Applicando questa visione alla vicenda in esame, secondo i giudici, gli indici dello stato di incapacità strutturale e non transeunte della società a far fronte alle obbligazioni sono palesi nella stessa presentazione del concordato preventivo, il cui piano prevedeva il pagamento dei creditori in un arco temporale di cinque anni, considerato un tempo non ragionevole di soddisfazione di un credito scaduto.
In altre parole, la proposta di pagamento di tutti i debiti dilazionato in cinque anni è circostanza che di per sé rivela l’impossibilità del debitore adempiere regolarmente le obbligazioni.

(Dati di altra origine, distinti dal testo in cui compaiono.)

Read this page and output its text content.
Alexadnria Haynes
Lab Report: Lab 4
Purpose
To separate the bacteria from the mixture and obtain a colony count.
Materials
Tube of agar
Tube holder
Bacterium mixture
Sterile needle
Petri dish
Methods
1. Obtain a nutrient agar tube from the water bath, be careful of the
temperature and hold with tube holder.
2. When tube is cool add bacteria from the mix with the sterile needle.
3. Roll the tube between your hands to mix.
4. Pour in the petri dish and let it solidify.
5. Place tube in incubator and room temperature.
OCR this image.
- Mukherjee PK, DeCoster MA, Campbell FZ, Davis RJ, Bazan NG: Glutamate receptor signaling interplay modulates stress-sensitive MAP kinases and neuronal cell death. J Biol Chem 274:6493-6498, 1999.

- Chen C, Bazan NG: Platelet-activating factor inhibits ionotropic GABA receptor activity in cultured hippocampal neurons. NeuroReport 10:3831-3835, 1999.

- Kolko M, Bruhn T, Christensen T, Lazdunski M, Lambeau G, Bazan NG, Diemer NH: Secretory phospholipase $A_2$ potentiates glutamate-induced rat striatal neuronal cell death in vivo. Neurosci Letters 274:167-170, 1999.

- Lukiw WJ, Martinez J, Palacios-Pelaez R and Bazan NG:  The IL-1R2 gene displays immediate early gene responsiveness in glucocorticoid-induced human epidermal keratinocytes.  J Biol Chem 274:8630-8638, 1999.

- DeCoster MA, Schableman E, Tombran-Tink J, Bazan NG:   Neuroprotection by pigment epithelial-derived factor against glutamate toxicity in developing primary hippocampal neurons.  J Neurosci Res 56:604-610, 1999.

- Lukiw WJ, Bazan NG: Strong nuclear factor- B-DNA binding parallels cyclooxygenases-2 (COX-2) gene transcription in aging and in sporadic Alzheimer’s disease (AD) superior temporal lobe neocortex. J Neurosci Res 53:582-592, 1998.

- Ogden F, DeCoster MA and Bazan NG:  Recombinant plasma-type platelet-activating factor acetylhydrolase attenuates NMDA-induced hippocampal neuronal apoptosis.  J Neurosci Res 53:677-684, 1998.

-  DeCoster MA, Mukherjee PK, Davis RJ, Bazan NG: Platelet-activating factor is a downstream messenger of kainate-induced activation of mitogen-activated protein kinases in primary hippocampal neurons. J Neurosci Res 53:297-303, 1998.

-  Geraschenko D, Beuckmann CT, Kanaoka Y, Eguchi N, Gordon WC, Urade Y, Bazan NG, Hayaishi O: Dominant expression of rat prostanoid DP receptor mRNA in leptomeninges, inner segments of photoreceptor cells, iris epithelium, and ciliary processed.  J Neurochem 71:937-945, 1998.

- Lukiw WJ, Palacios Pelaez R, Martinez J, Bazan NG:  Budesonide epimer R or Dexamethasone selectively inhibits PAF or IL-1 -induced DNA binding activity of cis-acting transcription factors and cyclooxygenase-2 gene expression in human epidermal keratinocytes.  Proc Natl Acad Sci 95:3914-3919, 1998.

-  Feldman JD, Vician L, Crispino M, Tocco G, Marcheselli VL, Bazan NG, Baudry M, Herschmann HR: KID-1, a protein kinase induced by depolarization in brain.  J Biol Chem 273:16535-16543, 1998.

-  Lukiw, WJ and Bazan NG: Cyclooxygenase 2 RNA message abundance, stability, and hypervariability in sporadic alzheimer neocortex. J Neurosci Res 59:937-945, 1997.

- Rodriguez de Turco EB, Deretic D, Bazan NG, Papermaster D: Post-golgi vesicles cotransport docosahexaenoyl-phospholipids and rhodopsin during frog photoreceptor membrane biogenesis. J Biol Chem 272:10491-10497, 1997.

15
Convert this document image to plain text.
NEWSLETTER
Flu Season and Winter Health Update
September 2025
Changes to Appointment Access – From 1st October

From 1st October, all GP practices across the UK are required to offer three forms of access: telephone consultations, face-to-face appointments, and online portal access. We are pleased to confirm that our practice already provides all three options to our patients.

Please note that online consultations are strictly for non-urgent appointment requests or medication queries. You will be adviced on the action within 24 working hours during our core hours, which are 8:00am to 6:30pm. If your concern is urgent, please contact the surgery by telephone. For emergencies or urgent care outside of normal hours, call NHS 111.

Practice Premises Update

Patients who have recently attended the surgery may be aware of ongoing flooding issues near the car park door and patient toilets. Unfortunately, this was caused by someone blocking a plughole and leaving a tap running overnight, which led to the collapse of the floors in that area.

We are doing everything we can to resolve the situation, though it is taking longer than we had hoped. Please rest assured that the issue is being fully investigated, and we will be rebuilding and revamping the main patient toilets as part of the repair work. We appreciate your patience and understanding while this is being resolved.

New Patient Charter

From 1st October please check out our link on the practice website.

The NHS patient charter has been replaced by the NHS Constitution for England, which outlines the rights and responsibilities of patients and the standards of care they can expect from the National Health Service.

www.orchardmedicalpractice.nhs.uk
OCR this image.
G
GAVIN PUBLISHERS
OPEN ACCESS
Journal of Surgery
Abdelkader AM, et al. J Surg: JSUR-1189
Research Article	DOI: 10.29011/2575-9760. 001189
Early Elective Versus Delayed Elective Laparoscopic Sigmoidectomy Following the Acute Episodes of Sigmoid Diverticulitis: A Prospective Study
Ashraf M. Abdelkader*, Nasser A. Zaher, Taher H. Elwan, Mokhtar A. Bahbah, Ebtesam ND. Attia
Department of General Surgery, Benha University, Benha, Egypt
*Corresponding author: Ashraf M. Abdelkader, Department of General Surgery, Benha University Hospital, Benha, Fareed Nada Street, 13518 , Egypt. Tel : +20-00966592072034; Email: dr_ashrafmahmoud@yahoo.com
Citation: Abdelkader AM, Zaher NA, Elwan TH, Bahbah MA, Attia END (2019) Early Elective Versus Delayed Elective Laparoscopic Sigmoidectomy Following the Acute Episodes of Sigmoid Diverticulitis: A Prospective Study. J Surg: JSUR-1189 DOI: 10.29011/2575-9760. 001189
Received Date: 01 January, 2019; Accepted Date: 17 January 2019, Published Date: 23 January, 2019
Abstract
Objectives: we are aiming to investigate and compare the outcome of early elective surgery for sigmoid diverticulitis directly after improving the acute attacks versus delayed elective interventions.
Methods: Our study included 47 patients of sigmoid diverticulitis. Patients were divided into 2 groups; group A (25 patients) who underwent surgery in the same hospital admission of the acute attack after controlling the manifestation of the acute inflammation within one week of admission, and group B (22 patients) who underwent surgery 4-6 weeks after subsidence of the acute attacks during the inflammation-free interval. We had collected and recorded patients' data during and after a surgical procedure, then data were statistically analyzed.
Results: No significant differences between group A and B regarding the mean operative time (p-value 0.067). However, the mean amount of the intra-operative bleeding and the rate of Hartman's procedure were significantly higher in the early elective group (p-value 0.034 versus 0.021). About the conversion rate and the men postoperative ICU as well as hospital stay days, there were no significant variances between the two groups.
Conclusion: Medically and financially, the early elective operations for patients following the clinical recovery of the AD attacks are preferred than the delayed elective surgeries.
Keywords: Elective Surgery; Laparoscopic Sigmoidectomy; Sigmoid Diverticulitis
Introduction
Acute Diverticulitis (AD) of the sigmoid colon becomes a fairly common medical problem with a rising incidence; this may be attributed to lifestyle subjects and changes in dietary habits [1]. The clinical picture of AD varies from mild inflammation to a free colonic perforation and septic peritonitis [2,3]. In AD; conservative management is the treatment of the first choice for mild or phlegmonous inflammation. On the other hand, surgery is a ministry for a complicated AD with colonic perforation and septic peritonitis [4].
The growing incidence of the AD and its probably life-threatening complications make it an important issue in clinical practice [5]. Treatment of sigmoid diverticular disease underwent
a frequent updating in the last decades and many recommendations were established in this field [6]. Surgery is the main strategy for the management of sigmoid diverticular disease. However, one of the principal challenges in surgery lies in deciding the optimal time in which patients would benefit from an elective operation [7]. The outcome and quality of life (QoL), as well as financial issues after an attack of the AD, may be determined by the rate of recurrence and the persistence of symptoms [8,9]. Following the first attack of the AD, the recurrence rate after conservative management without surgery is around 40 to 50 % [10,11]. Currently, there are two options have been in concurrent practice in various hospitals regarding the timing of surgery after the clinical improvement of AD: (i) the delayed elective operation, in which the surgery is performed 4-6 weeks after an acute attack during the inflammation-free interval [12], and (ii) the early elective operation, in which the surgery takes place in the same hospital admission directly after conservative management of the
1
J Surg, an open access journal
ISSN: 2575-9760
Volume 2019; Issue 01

Questa visione viene maggiormente in rilievo nell’ipotesi di concordato con continuità aziendale, laddove la rigorosa verifica della fattibilità in concreto presuppone un’analisi inscindibile dei presupposti giuridici ed economici, dovendo il piano con continuità essere idoneo a dimostrare la sostenibilità finanziaria della continuità stessa, in un contesto in cui il favor per la prosecuzione dell’attività imprenditoriale è accompagnato da una serie di cautele inerenti il piano e l’attestazione, tese ad evitare il rischio di un aggravamento del dissesto ai danni dei creditori, al cui miglior soddisfacimento la continuazione dell’attività non può che essere funzionale.